I think passionately,
feel ideas,
breathe metaphoric connections.

Creativity or Medication.

But last year it was discovered that my spine had become so compressed that it had developed a fracture. For several months the doctor and I experimented with medication but nothing seemed to reduce the resulting spasms. The nervous system seems to be a circle and if you introduce an anti-spasm or anti-epileptic drug, it doesn’t eject the problem, it merely shunts it round a bit, so that instead of 2-3 spasms within 30 minutes, with 20 minutes of relative comfort, I was sitting on the brink of a spasm of the full 30 minutes, which when it came, was enormous. For the first few months all that was left of me was pain, grief and helplessness and only very gradually creativity stirred within me like an occasional bubble rising to the surface of my mind.

The particularity of pain
takes over the mind
right to the very edges,
an amorphous sludge
which leaves no space for poetry.

A poem requires connections,
they need to move freely.
Only occasionally, a snippet
struggles to emerge.

Then for some weeks, my mind was taken over by a blankness and emptiness. A friend tried to reassure me that was a significant spiritual state, but I was wasn’t fooled.

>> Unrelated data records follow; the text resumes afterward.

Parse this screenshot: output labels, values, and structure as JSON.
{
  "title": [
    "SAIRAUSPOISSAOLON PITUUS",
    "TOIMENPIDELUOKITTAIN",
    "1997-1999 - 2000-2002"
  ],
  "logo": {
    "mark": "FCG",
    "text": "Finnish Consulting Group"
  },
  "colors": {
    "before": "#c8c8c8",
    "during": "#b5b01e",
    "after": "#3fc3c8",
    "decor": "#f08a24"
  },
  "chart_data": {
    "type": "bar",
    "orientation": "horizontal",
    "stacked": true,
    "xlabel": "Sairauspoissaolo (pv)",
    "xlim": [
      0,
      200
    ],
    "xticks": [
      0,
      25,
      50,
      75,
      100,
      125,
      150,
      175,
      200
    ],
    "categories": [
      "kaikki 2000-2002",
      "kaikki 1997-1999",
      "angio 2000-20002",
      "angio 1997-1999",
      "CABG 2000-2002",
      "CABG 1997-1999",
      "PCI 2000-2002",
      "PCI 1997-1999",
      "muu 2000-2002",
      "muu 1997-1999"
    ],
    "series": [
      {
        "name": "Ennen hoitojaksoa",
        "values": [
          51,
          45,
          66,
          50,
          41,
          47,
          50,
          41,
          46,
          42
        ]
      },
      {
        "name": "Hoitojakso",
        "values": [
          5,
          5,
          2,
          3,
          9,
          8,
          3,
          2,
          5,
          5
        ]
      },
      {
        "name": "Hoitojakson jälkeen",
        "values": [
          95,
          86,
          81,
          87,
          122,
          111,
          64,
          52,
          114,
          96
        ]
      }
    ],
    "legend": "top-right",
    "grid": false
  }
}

Emptiness, an attenuated self;
that’s how it was for several months.
My sense of self had almost disappeared
and there was only emptiness.

Emptiness had filled me.
That sounds logical enough,
but a self is defined
against another self,
emptiness, like nothingness,
is without boundaries.

This works only
if seen as a metaphor.
It was if the boundaries of self
were being eliminated;
as if I were crossing a threshold.

This is the language of mysticism,
reminiscent of The cloud of unknowing,
where the image of God is without form
without co-ordinates of space and time,
and must be defined by negatives
such as not here, not there, not up, not down.
This absence of God becomes a presence
to be welcomed with wondering love,
not as was happening to me
recoiled from, resisted.

The emptiness that assailed me
was not of my choosing;
defined by negatives,
even the word ‘engulfed’
implies location, movement
and belongs to the self, not to emptiness.
Without form and void,
there was no glimmer of light
heralding the approaching Spirit.
This was not divine nor demonic,
just incurably wrong.
A drawn out hypnagogic image
of a fractured spine,
a fracture that will go with me
into the grave.

Once the poem had written itself, I understood what was the matter. I often find I only understand what is going on when I have read the poem. The emptiness was not a state of being emptied out waiting to be filled with the light of God, it was my body’s way of processing how it interpreted the fracture.

Once I understood, my creativity was released and I could write again. The burden of grief and desolation had been lightened.